After just 6 days on 64 cores with 512 Gb of RAM, the assembly finished with no issues along the way, a real testament to the clever coding by Haoyu Cheng and Heng Li in the Hifiasm assembler. The results were amazing with an assembly almost twice the size of the expected genome with a contig N50 of 1.92 megabases! The larger than expected assembly size, which appears to represent two similar haplotypes rather than the six expected for a hexaploid, seems to agree with the suggestion that the most recent polyploidization event for the California redwood is an autopolyploidy event, as described by Scott et al. Overall, we are very pleased to see the improvements that this genome assembly represents over other recent conifer genomes.

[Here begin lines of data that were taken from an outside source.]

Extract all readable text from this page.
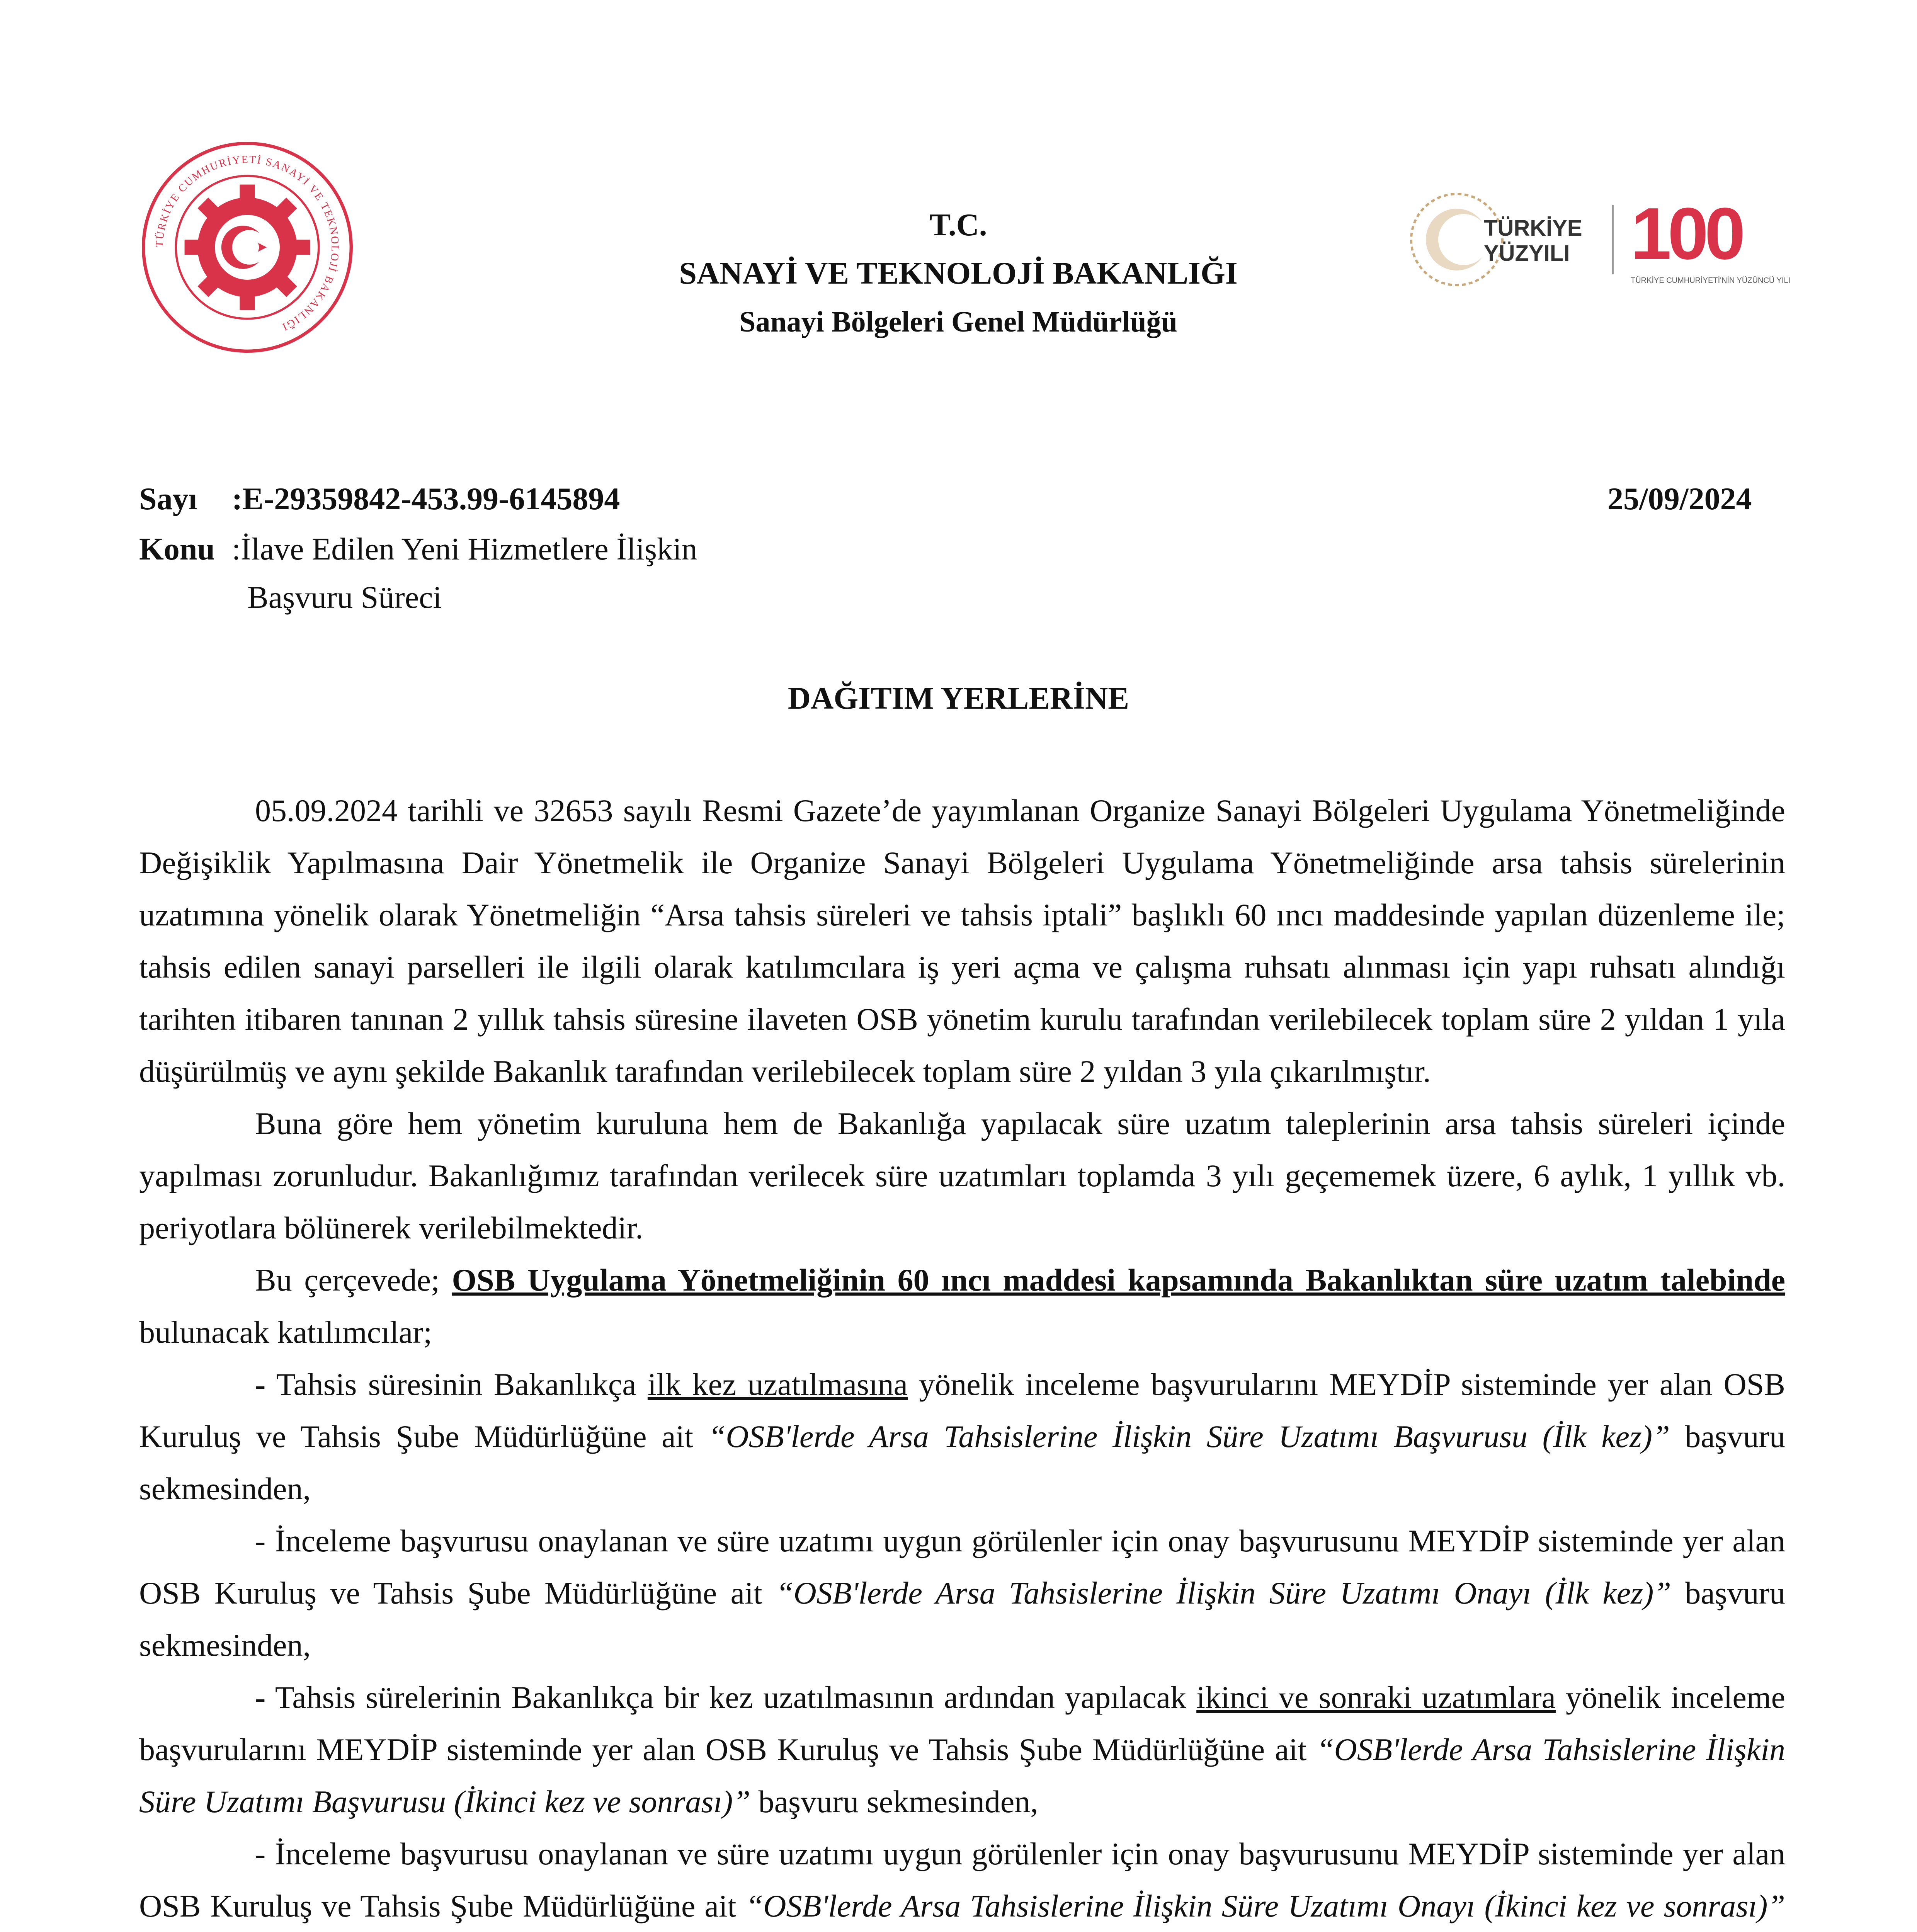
TÜRKİYE CUMHURİYETİ SANAYİ VE TEKNOLOJİ BAKANLIĞI
T.C.
SANAYİ VE TEKNOLOJİ BAKANLIĞI
Sanayi Bölgeleri Genel Müdürlüğü
TÜRKİYE
YÜZYILI 100
TÜRKİYE CUMHURİYETİ'NİN YÜZÜNCÜ YILI
Sayı :E-29359842-453.99-6145894	25/09/2024
Konu :İlave Edilen Yeni Hizmetlere İlişkin
Başvuru Süreci
DAĞITIM YERLERİNE

05.09.2024 tarihli ve 32653 sayılı Resmi Gazete’de yayımlanan Organize Sanayi Bölgeleri Uygulama Yönetmeliğinde Değişiklik Yapılmasına Dair Yönetmelik ile Organize Sanayi Bölgeleri Uygulama Yönetmeliğinde arsa tahsis sürelerinin uzatımına yönelik olarak Yönetmeliğin “Arsa tahsis süreleri ve tahsis iptali” başlıklı 60 ıncı maddesinde yapılan düzenleme ile; tahsis edilen sanayi parselleri ile ilgili olarak katılımcılara iş yeri açma ve çalışma ruhsatı alınması için yapı ruhsatı alındığı tarihten itibaren tanınan 2 yıllık tahsis süresine ilaveten OSB yönetim kurulu tarafından verilebilecek toplam süre 2 yıldan 1 yıla düşürülmüş ve aynı şekilde Bakanlık tarafından verilebilecek toplam süre 2 yıldan 3 yıla çıkarılmıştır.

Buna göre hem yönetim kuruluna hem de Bakanlığa yapılacak süre uzatım taleplerinin arsa tahsis süreleri içinde yapılması zorunludur. Bakanlığımız tarafından verilecek süre uzatımları toplamda 3 yılı geçememek üzere, 6 aylık, 1 yıllık vb. periyotlara bölünerek verilebilmektedir.

Bu çerçevede; OSB Uygulama Yönetmeliğinin 60 ıncı maddesi kapsamında Bakanlıktan süre uzatım talebinde bulunacak katılımcılar;

- Tahsis süresinin Bakanlıkça ilk kez uzatılmasına yönelik inceleme başvurularını MEYDİP sisteminde yer alan OSB Kuruluş ve Tahsis Şube Müdürlüğüne ait “OSB'lerde Arsa Tahsislerine İlişkin Süre Uzatımı Başvurusu (İlk kez)” başvuru sekmesinden,

- İnceleme başvurusu onaylanan ve süre uzatımı uygun görülenler için onay başvurusunu MEYDİP sisteminde yer alan OSB Kuruluş ve Tahsis Şube Müdürlüğüne ait “OSB'lerde Arsa Tahsislerine İlişkin Süre Uzatımı Onayı (İlk kez)” başvuru sekmesinden,

- Tahsis sürelerinin Bakanlıkça bir kez uzatılmasının ardından yapılacak ikinci ve sonraki uzatımlara yönelik inceleme başvurularını MEYDİP sisteminde yer alan OSB Kuruluş ve Tahsis Şube Müdürlüğüne ait “OSB'lerde Arsa Tahsislerine İlişkin Süre Uzatımı Başvurusu (İkinci kez ve sonrası)” başvuru sekmesinden,

- İnceleme başvurusu onaylanan ve süre uzatımı uygun görülenler için onay başvurusunu MEYDİP sisteminde yer alan OSB Kuruluş ve Tahsis Şube Müdürlüğüne ait “OSB'lerde Arsa Tahsislerine İlişkin Süre Uzatımı Onayı (İkinci kez ve sonrası)”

No genome too large for HiFi reads
So, what do we get out of our work on the California redwood genome? First, I am now confident in my recommendation to use HiFi data to generate high-quality genome assemblies from any organism. This redwood genome hits the mark on all 3 C’s of genome assembly quality — contiguity, completeness, and correctness. Secondly, it shifts the thinking around large, complex genome assemblies, previously thought to take a ton of time and compute resources for assembly — not to mention the sequencing time. This massive genome was put together in just 17 days — 4 days of sample prep, 7 days of sequencing, and 6 days for assembly. I remember not that long ago it took about the same amount of time to assemble a human genome! High-quality genome assemblies for any organism are now truly accessible to anyone wanting to do one.
Lastly and most importantly, we get to share a great new resource with the community so you can explore the data for yourself. We’ve opted to make the assembly and data totally public for anyone who wants to try new or additional tools, browse the genome for interesting biology, or just prove to themselves that the assembly can be done. We are hosting the data and assembly here, so have at it and happy genome exploring!
Although we make it sound easy, we could not have done this project without the amazing team of PacBio colleagues who dedicated their time and expertise to make this project happen. A big thank you to: Lee Chern, Primo Baybayan, Lei Zhu, Harsharan Dhillon, Greg Buck, Patrick McNamara, Richard Hall, Jonas Korlach, and all our bosses for letting us do it.